Clinical Case 031: Big transfusion, Little Hospital = big trouble

I have been working on a post dealing with massive transfusion – Broome style – for a while now.  So last week we landed in a tricky situation.  My colleague had taken a chap with a splenic rupture to theatre and used a good volume or red cells – depleting our small blood bank, when we received another incoming trauma case!  So I thought this case was a good one to illustrate the “Stripped back” approach to massive transfusion / trauma resuscitation as I see it in smaller hospitals with limited agents.

Here is the Case:

40 yo man with major crush injury. The chap’s abdomen was trapped for about ten minutes until the load could be moved.  Remained conscious throughout this period.  Ambos bundled him into ED within 10 minutes and he arrived… then had a PEA (likely combo of hypovolemia and severe acidosis) arrest.  CPR and IV adrenaline en route to OT.  Regained consciousness as the ETT went down (doh).  Anaesthetised and prepped for laparotomy.  Initial ABG came back showing a lactate of 15! pH = 6.8.

Laparotomy showed a bunch of sub-segmental mesenteric vein ruptures, a big rectus haematoma with a few litres of red in the peritoneum.  The lab called to say – only 4 bags of FFP left, more PRBCs coming in by plane from elsewhere…

So – how to proceed?  Lets keep this big picture – what strategies do we want to use for:

(1)  Anaesthesia / analgesia

(2)  Fluid resuscitation – what type, how much?  targets?

(3) How do we monitor / measure if we are winning?  What is useful?

(4)  Surgeon – what should they do?

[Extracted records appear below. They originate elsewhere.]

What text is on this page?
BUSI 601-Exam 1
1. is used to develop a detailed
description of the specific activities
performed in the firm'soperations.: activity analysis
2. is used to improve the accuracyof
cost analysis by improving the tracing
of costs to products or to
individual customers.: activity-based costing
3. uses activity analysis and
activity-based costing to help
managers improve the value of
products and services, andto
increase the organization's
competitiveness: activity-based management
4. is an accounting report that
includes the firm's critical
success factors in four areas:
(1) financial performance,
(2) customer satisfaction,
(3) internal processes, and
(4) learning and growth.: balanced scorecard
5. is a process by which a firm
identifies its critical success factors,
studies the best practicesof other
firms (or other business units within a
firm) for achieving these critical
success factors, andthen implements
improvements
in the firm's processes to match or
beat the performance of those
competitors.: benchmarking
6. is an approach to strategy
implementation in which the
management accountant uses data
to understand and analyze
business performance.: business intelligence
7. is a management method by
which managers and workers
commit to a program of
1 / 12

When?

(5)  This chap developed quite good going “ACoTS” – what agents / strategy should we use to treat this?

I hope to do a post soon looking at the new guidelines released in 2010 and strip them down to make them usable in the smaller hospitals where blood doesn’t grow on trees and budgets are non-existent.  Watch this space….

So all you experts – what gives us bang for our buck, what can we store for a while and what is just hard / expensive for a small hospital.  Better still – what is cheap and easy, available and going to make a difference to patients like this?